The formal solution may be presented as follows:
Let O be the set of things god can do.
1. O is a universal set
Proof: Definition of 'omnipotent' as naively stated.
2. O complement is the set of things god cannot do
Proof: Definition of the set complement - for any set S, its complement, S complement, is the set whose members are not members of S.
3. O complement is an empty set
Proof: Complement laws - the complement of a universal set is an empty set
Principle of extensionality - two sets are equal if they have the same elements
4. O complement is a subset of O
Proof: Properties of empty set - for any set X, the empty set is a subset of X.
Conclusion: The set of things god cannot do is an element of the the set of things god can do -- hence god is omnipotent.
Numinus, you have a logical error in your reasoning.
Let U be the universal set of all possible things that can be done.
Let O = set of elements of all things God can do.
Let f be an element of U = "God can create a stone that he cannot lift."
The element f represents a fallibility or failure.
Agnapostate's argument can be stated,
1. Either f is an element of O or f is not an element of O.
2. If f is an element of O then God has an element of fallibility.
3. If f is not an element of O, then O is a proper subset of U, and God can't do all things.
4. Therefore the set O either consists of a fallibility or it is not universal.

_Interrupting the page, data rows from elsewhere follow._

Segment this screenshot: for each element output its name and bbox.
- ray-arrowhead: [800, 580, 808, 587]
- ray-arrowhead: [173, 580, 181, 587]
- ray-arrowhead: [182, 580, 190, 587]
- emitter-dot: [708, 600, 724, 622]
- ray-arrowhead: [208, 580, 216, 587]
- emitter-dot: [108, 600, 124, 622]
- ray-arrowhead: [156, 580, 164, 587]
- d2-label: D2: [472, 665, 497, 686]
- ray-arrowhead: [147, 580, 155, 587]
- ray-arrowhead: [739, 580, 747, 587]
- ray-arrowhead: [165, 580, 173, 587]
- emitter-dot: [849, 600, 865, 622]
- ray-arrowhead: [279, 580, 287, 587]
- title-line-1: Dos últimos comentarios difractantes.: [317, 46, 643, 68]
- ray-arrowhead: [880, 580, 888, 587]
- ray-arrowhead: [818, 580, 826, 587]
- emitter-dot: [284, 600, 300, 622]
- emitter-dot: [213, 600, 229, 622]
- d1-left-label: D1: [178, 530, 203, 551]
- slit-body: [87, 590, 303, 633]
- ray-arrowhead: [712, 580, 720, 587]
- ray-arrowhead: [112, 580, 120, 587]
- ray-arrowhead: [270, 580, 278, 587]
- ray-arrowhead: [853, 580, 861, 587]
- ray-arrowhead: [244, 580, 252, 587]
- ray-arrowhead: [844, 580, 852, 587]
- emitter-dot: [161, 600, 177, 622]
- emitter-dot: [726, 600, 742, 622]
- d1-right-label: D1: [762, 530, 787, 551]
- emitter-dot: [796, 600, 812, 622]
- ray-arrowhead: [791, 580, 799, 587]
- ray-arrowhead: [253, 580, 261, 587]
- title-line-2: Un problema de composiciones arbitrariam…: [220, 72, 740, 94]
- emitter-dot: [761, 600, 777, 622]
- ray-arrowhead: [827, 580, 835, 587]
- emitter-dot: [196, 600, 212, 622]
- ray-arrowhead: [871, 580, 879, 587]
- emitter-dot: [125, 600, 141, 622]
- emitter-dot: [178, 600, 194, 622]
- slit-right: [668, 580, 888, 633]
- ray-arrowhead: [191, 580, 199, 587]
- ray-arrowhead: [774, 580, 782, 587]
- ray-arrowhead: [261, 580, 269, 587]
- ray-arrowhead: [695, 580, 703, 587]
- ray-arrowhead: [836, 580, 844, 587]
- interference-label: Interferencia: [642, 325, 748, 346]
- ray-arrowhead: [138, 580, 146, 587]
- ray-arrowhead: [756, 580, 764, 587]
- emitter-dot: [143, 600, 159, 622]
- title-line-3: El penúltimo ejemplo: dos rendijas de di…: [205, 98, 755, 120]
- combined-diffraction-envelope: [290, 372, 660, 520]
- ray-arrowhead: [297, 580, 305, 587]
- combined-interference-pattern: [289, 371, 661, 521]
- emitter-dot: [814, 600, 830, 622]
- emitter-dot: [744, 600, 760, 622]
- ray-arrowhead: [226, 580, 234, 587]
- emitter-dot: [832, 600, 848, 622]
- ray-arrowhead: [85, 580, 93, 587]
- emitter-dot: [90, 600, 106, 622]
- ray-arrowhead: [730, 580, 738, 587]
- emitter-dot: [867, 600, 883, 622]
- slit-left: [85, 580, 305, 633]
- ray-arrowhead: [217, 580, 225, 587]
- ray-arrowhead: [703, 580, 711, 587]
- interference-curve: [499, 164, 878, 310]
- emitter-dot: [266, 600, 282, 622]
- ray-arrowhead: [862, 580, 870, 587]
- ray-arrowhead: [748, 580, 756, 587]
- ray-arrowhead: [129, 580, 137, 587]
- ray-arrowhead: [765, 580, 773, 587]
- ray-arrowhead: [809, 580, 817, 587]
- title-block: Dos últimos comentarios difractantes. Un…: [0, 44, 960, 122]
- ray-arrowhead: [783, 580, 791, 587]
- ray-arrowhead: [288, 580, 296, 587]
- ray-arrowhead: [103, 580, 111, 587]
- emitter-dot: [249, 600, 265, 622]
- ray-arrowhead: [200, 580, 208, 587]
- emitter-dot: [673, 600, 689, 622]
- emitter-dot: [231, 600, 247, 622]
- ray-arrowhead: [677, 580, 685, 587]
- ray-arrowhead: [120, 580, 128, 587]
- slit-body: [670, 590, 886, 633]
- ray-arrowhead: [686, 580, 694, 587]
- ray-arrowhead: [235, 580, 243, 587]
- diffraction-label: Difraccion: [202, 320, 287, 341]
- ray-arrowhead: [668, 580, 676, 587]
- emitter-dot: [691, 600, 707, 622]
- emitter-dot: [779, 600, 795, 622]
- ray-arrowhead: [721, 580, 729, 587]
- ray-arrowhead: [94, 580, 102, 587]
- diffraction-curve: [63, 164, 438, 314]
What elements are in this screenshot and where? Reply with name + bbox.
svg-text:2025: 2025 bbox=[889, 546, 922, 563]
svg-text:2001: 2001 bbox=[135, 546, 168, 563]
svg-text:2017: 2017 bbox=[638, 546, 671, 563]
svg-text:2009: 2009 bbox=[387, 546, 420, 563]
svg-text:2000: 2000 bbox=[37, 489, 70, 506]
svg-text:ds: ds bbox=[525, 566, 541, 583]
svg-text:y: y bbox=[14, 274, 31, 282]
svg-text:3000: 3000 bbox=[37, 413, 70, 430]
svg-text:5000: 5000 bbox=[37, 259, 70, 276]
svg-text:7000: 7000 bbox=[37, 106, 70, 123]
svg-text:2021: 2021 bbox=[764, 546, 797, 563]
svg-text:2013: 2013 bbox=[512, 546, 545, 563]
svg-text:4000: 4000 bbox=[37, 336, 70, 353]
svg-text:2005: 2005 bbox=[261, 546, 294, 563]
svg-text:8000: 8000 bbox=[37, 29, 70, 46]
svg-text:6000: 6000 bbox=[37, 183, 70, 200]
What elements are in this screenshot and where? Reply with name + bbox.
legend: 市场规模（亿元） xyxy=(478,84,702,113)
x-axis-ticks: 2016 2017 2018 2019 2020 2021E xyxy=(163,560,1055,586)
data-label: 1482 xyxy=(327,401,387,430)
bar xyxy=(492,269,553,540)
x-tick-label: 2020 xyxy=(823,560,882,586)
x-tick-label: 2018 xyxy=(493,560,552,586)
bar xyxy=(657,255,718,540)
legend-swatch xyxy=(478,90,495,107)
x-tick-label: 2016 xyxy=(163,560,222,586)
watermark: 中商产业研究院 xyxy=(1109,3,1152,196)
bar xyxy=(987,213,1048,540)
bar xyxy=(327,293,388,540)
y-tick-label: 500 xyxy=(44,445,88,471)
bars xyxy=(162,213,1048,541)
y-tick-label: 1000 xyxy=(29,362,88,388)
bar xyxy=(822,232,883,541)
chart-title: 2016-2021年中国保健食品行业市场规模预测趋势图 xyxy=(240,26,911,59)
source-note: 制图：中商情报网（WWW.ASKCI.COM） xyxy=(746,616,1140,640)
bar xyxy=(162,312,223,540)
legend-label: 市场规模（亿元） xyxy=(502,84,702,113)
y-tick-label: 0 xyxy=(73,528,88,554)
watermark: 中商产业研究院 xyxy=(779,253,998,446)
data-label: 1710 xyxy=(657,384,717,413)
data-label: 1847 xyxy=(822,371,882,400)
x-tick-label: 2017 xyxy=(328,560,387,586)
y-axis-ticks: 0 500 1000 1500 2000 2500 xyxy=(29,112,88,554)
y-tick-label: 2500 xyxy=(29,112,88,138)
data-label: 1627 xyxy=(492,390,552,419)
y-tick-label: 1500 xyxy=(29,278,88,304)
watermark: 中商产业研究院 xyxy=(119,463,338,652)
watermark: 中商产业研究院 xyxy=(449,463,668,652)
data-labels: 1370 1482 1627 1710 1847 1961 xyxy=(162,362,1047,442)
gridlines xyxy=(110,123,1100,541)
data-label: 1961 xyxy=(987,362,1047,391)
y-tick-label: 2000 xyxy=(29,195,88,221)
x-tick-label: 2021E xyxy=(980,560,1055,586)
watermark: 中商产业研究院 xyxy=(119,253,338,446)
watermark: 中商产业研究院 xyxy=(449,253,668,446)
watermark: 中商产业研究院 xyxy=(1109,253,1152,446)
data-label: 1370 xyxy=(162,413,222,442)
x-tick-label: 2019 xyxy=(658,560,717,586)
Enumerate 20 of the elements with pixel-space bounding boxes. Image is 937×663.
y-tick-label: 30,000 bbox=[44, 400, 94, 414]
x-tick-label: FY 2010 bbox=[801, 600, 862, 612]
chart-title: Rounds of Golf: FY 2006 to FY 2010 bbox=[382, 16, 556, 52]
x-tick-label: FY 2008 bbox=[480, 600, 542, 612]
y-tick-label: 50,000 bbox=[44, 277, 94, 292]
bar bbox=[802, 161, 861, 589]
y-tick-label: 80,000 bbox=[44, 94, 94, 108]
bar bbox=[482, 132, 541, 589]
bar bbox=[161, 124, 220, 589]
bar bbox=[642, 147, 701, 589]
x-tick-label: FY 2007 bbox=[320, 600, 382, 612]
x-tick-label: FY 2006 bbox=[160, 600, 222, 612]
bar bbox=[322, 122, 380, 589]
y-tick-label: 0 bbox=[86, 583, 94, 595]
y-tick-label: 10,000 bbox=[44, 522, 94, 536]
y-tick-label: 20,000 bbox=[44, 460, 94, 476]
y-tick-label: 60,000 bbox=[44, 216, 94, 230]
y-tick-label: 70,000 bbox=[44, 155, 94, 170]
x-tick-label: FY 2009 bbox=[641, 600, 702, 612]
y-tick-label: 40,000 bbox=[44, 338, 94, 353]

Numinus, where your logic fails is in what do you do with the element f?
In your step 3. You say O complement is empty.
Therefore f must not be in O complement, because O complement is empty.
Therefore, since O and O complement are disjoint, f must be in O.
Therefore O has an element of fallibility.
Your statement 3. is in error, because O complement is not empty.
Therefore your statement 4. O complement is a subset of O is a logical contradiction.
... the wheels of logic are really completely off your cart.